Herhalde Türkiye için futbol kadar sembol değeri olan ve milli şuurun ifade bulduğu başka bir spor ve eğlence aracı yoktur. Kimliklerin olmasa bile heveslerin ve öfkelerin en garantili ifade yolu futbol oldu. Sorumluluk taşımadan, bütün sınırları zorlayan, sahadan tribüne, sokaktan ekranlara kadar baştan sona emniyetli bir alan... Sözüm ona öfkeyi boşaltırken kat be kat stres ve gerilim üretiyor olması bir yana…
Hepsinden önemlisi de meraklıları için sınır tanımaz bir kalitesizlik ve seviyesizlik üretme fırsatı. Adalet duygusu tanımayan yorumculuk ile hafızasız ve gelecek perspektifi olmayan bir yöneticilik düzenine rağmen giderek de büyüyen bir ekonomi.

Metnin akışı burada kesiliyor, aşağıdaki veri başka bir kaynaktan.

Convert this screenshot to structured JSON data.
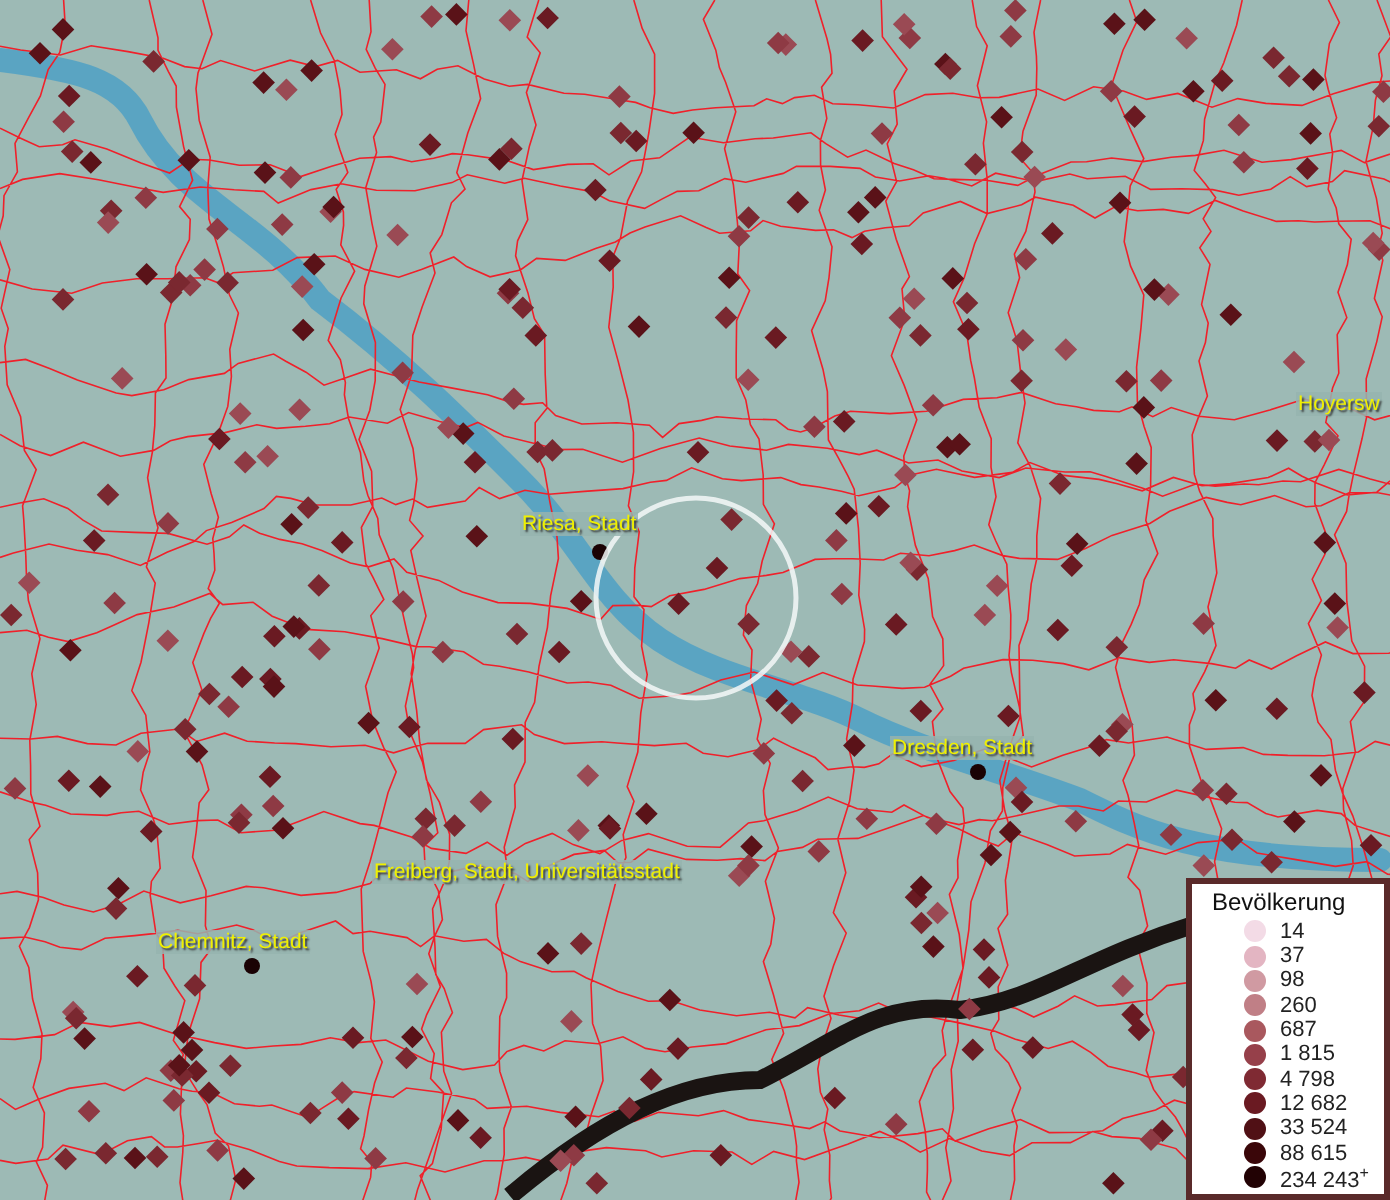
{
  "map": {
    "place_labels": [
      {
        "text": "Hoyersw"
      },
      {
        "text": "Riesa, Stadt"
      },
      {
        "text": "Dresden, Stadt"
      },
      {
        "text": "Freiberg, Stadt, Universitätsstadt"
      },
      {
        "text": "Chemnitz, Stadt"
      }
    ]
  },
  "legend": {
    "title": "Bevölkerung",
    "classes": [
      {
        "label": "14",
        "color": "#f3dbe6"
      },
      {
        "label": "37",
        "color": "#e3b5c2"
      },
      {
        "label": "98",
        "color": "#d09aa2"
      },
      {
        "label": "260",
        "color": "#c07f86"
      },
      {
        "label": "687",
        "color": "#a9585e"
      },
      {
        "label": "1 815",
        "color": "#96404a"
      },
      {
        "label": "4 798",
        "color": "#7f2a33"
      },
      {
        "label": "12 682",
        "color": "#6a1a22"
      },
      {
        "label": "33 524",
        "color": "#501015"
      },
      {
        "label": "88 615",
        "color": "#3a0609"
      },
      {
        "label": "234 243$^{+}$",
        "color": "#220204"
      }
    ]
  }
}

Türkiye, centilmenlik dışı çalışan bankalarını bile cesaretle tasfiye ediyor ama dünya yıkılsa futbola ilişemiyor. Sonuçta iyi birkaç futbolcu, birkaç teknik adam ve bir elin parmaklarını geçmeyecek sayıdaki idareci, bütün sistemin yozlaşma ve çürümesini örtbas edebiliyor. Ne de olsa futbol sadece futbol değil… Türkiye örneğinde ise çoğu kez futbol değil.
***
Milli takım Avrupa şampiyonasına giderken ve gittikten sonra bilhassa televizyonlardaki kampanyalar, futbolun içindeki futbol payının daha da küçüldüğünü gösteriyor. Sınır tanımaz bir hamaset ve şovenizm; cümle milli değerleri futbol takımının temsil kabiliyetine emanet eden gelişmemiş bir ulusalcılık almış gidiyor.